Wir feiern das Fest einiger Geschwistern aus Bethanien: Martha, Maria und Lazarus. Sie waren Jesus sehr nahe – menschlich und herzlich. Er fühlte sich in ihrem Haus wie zu Hause. Dort entspannte er sich, aß und redete höflich und persönlich. Niemand spielte dort etwas. Er hat sich nicht erhöht. Dort lebten die Einfältigen mit Liebe.
Darum geht es bei dieser Liebe. Jeder von ihnen lebte anders, aber alle in Bezug auf Jesus. Marta diente. Maria hörte zu. Lazarus war derjenige, den Jesus brauchte. Und vielleicht gefielen sie ihm deshalb so gut. Jesus,besuchte sie gern . Weil sie ihm erlaubten,in ihr Haus, ihre Gespräche, ihren Schmerz zu betreten.
Du kennst alle unsere Sorge.Herr,erbarme dich unser.
Du fandest Kraft im Gebet mit dem Vater. Christus,erbarme dich unser.
Du willst uns stärken mit deinem Wort. Herr,erbarme dich unser.
Wir brauchen so ein Haus. Ein Ort, an dem Gott nicht nur ein Konzept, sondern eine Person ist. Wo Jesus nicht nur auferweckt wird, sondern auch Freund ist. Wo wir nicht so tun, als ob, sondern aufdecken. Wo das Theater der vier nicht spielt, sondern eine echte Beziehung lebt. Marta, Maria und Lazarus laden uns zu dieser Intimität ein. Zu einem Leben, in dem Jesus nicht nur ein Gast, sondern der Herr des Hauses ist.
Da Jesus Christus nah und unser Mittler ist,dürfen wir durch ihn zum Vater beten.

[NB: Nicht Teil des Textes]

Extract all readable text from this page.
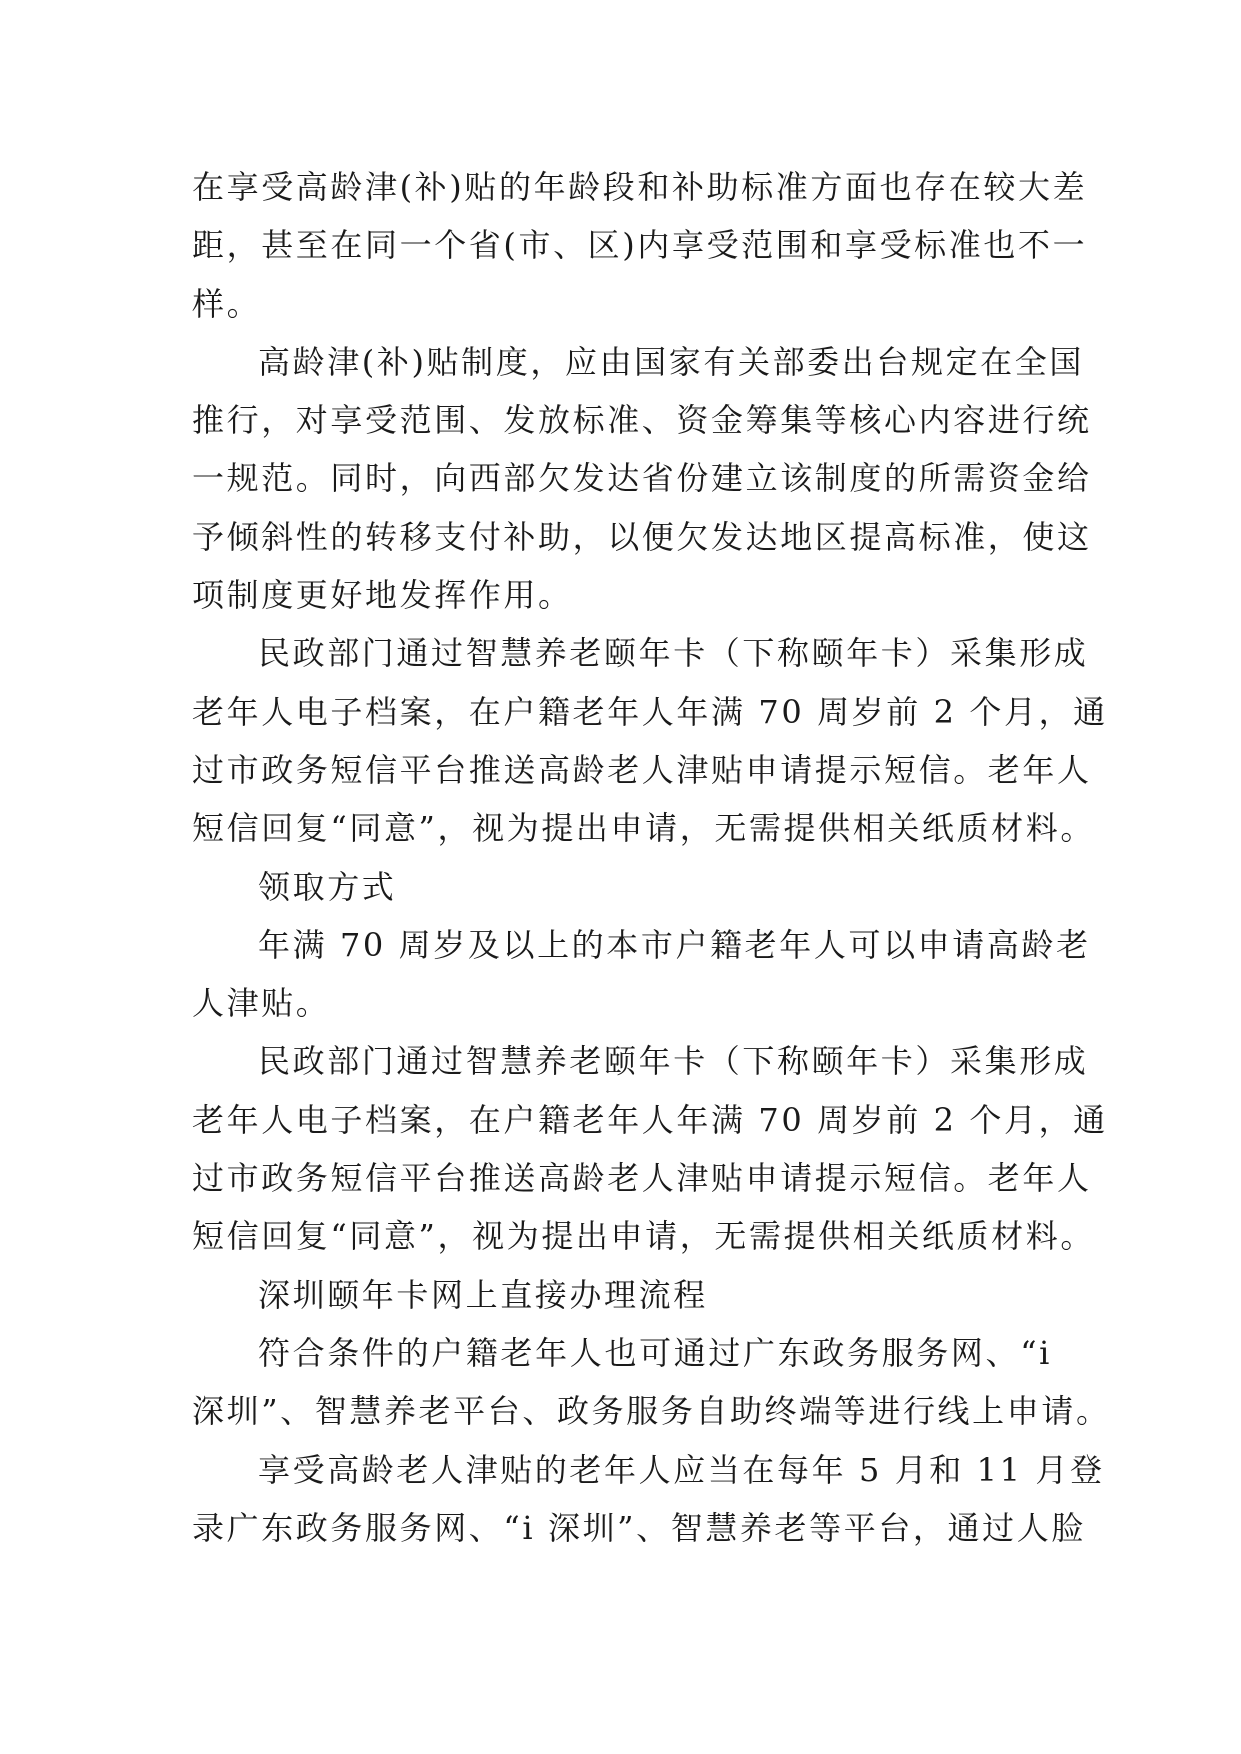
在享受高龄津(补)贴的年龄段和补助标准方面也存在较大差
距，甚至在同一个省(市、区)内享受范围和享受标准也不一
样。
高龄津(补)贴制度，应由国家有关部委出台规定在全国
推行，对享受范围、发放标准、资金筹集等核心内容进行统
一规范。同时，向西部欠发达省份建立该制度的所需资金给
予倾斜性的转移支付补助，以便欠发达地区提高标准，使这
项制度更好地发挥作用。
民政部门通过智慧养老颐年卡（下称颐年卡）采集形成
老年人电子档案，在户籍老年人年满 70 周岁前 2 个月，通
过市政务短信平台推送高龄老人津贴申请提示短信。老年人
短信回复“同意”，视为提出申请，无需提供相关纸质材料。
领取方式
年满 70 周岁及以上的本市户籍老年人可以申请高龄老
人津贴。
民政部门通过智慧养老颐年卡（下称颐年卡）采集形成
老年人电子档案，在户籍老年人年满 70 周岁前 2 个月，通
过市政务短信平台推送高龄老人津贴申请提示短信。老年人
短信回复“同意”，视为提出申请，无需提供相关纸质材料。
深圳颐年卡网上直接办理流程
符合条件的户籍老年人也可通过广东政务服务网、“i
深圳”、智慧养老平台、政务服务自助终端等进行线上申请。
享受高龄老人津贴的老年人应当在每年 5 月和 11 月登
录广东政务服务网、“i 深圳”、智慧养老等平台，通过人脸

Es wird ein Leben der Herrlichkeit.Es wird denen zuteil,die es im Frieden suchen.Deshalb bitten wir.
Selig ,die glauben an das wahre Leben und eingehen in Gottes Herrlichkeit.

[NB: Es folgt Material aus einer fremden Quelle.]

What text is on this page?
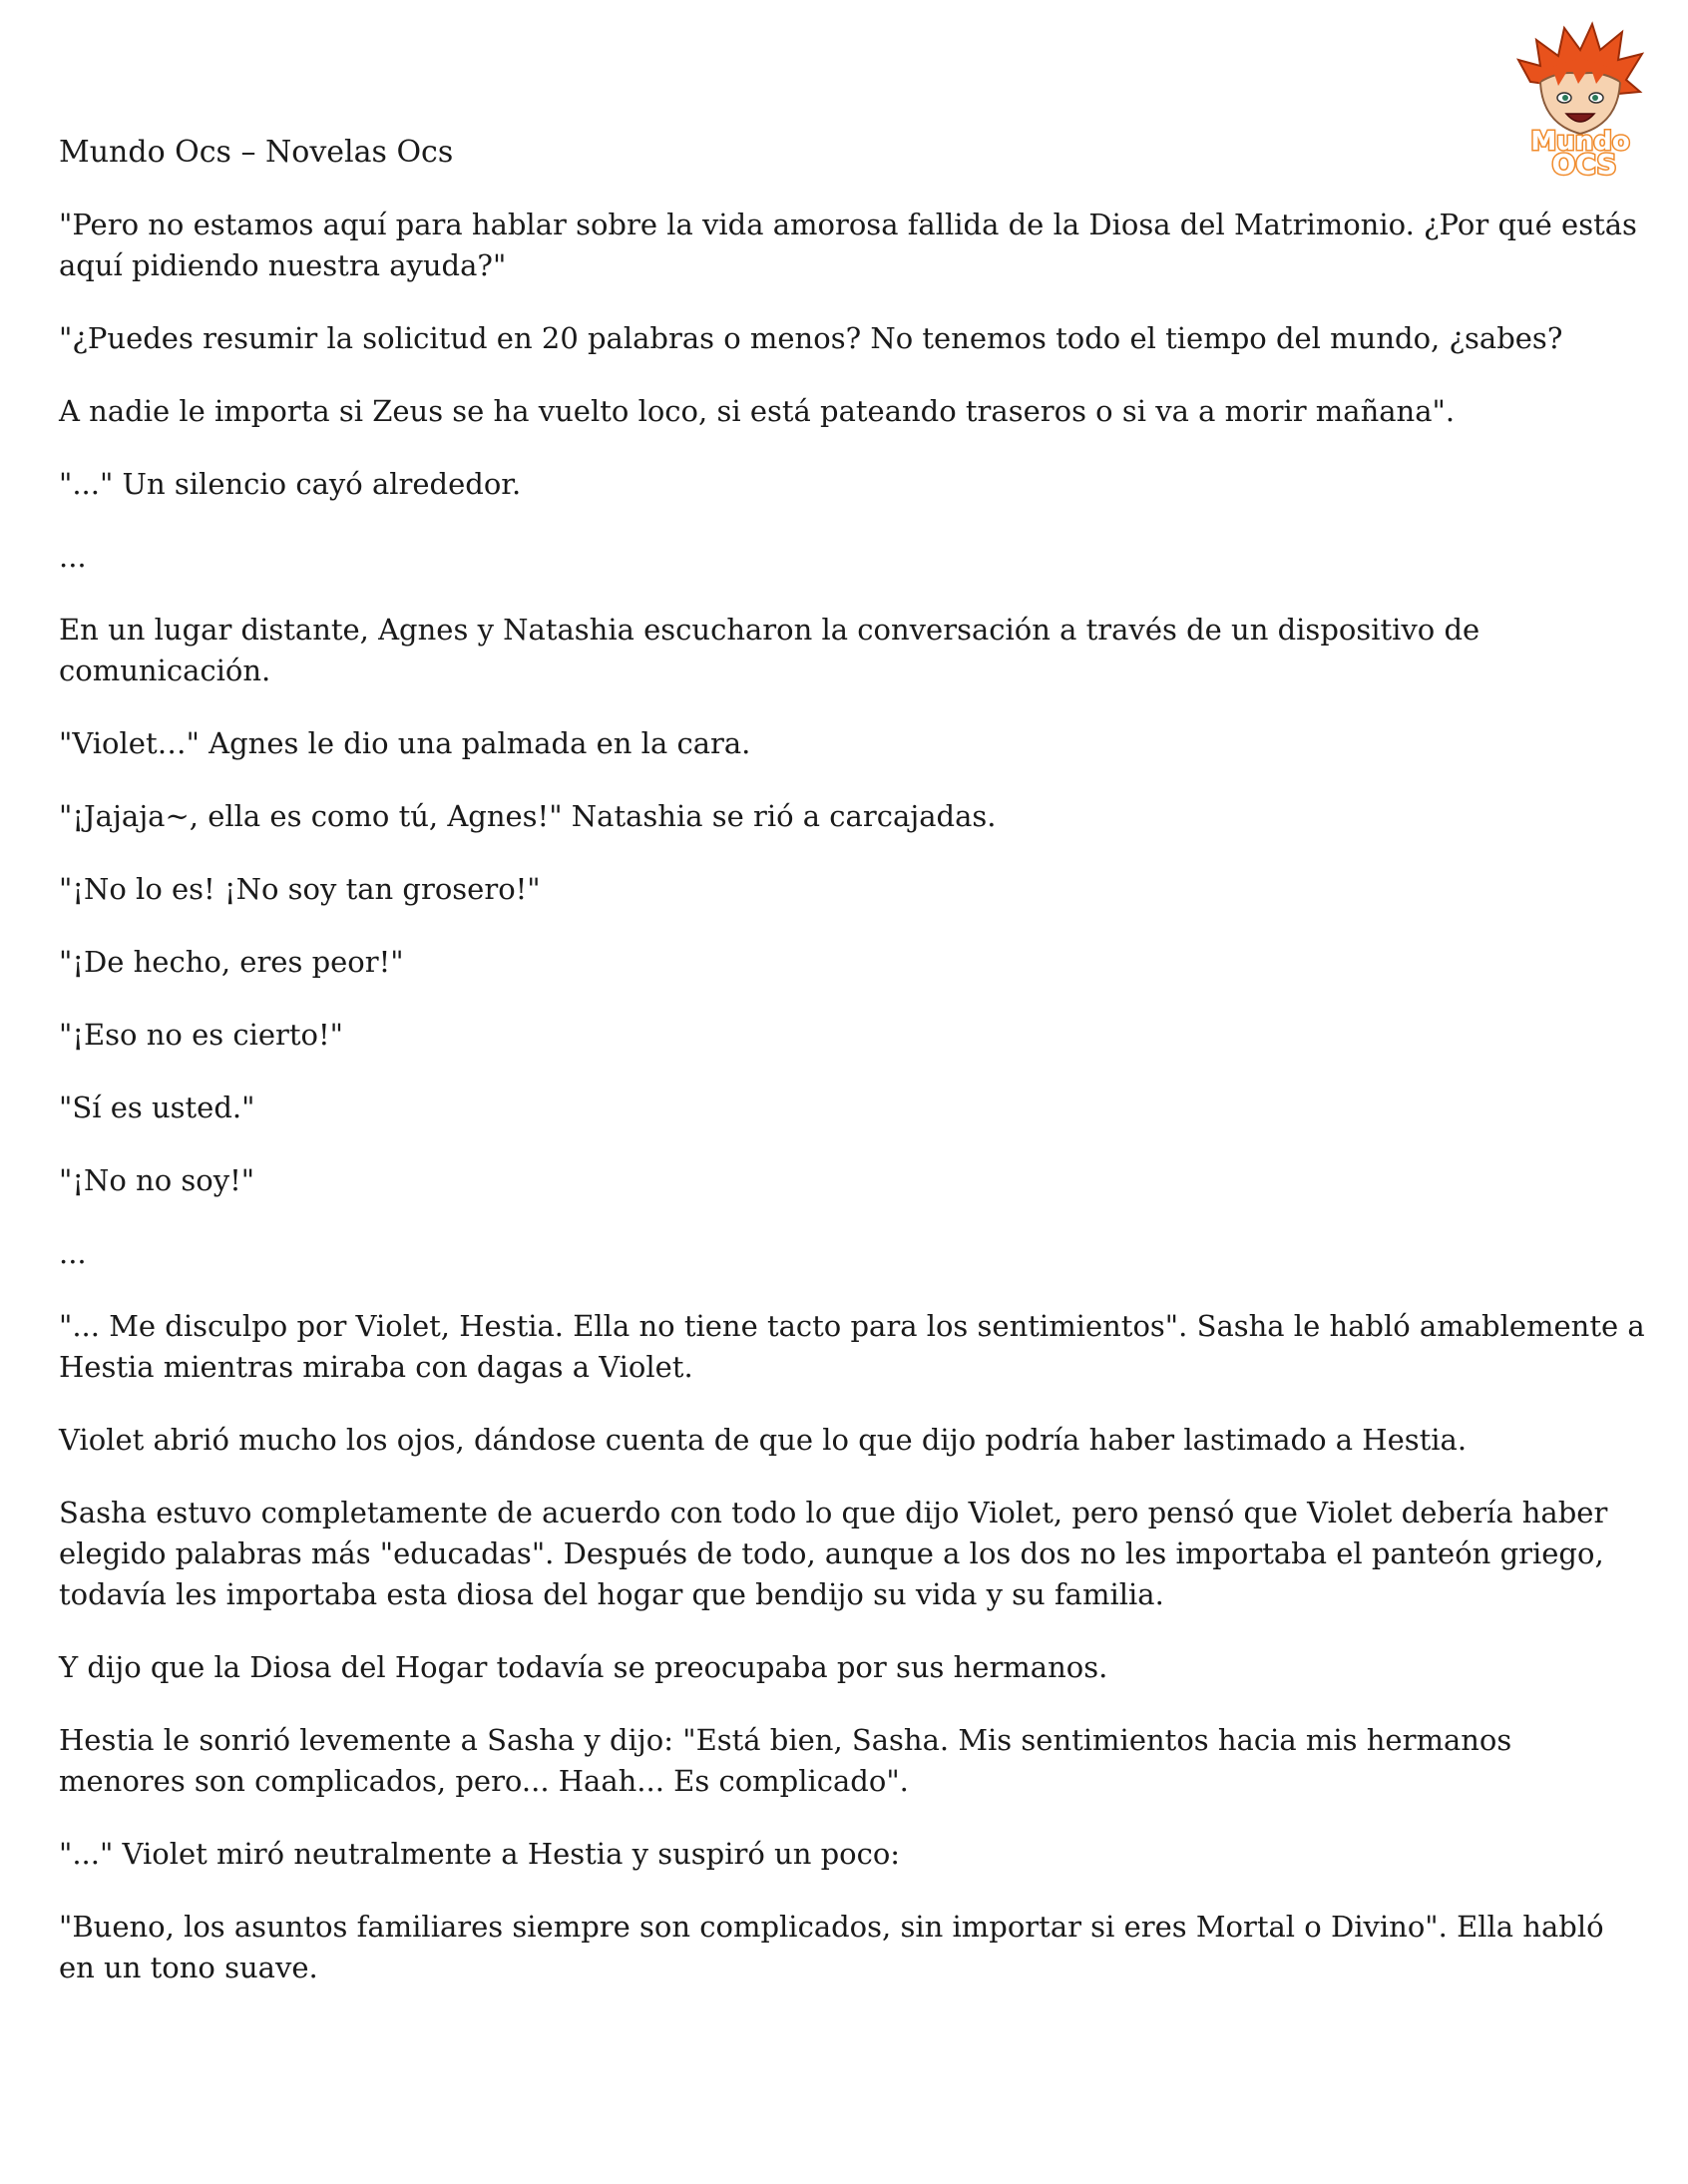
Mundo
OCS
Mundo Ocs – Novelas Ocs

"Pero no estamos aquí para hablar sobre la vida amorosa fallida de la Diosa del Matrimonio. ¿Por qué estás aquí pidiendo nuestra ayuda?"

"¿Puedes resumir la solicitud en 20 palabras o menos? No tenemos todo el tiempo del mundo, ¿sabes?

A nadie le importa si Zeus se ha vuelto loco, si está pateando traseros o si va a morir mañana".

"..." Un silencio cayó alrededor.

...

En un lugar distante, Agnes y Natashia escucharon la conversación a través de un dispositivo de comunicación.

"Violet…" Agnes le dio una palmada en la cara.

"¡Jajaja~, ella es como tú, Agnes!" Natashia se rió a carcajadas.

"¡No lo es! ¡No soy tan grosero!"

"¡De hecho, eres peor!"

"¡Eso no es cierto!"

"Sí es usted."

"¡No no soy!"

...

"... Me disculpo por Violet, Hestia. Ella no tiene tacto para los sentimientos". Sasha le habló amablemente a Hestia mientras miraba con dagas a Violet.

Violet abrió mucho los ojos, dándose cuenta de que lo que dijo podría haber lastimado a Hestia.

Sasha estuvo completamente de acuerdo con todo lo que dijo Violet, pero pensó que Violet debería haber elegido palabras más "educadas". Después de todo, aunque a los dos no les importaba el panteón griego, todavía les importaba esta diosa del hogar que bendijo su vida y su familia.

Y dijo que la Diosa del Hogar todavía se preocupaba por sus hermanos.

Hestia le sonrió levemente a Sasha y dijo: "Está bien, Sasha. Mis sentimientos hacia mis hermanos menores son complicados, pero... Haah... Es complicado".

"..." Violet miró neutralmente a Hestia y suspiró un poco:

"Bueno, los asuntos familiares siempre son complicados, sin importar si eres Mortal o Divino". Ella habló en un tono suave.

Heute fühlst du dich wie Marta – müde vom Kreislauf der Pflichten. Aber was Mária betrifft, hast du Sehnsucht nach Stille, sogar zu Jesu Füßen. Du bist wie Lazarus ,der Freund von Jesus war. Aber genau das liebt Jesus. Dies ist das richtige Zuhause. Und genau dort – im Alltäglichen, im Schweigen, in wahrer Beziehung – vollbringen sie diese neuen Wunder.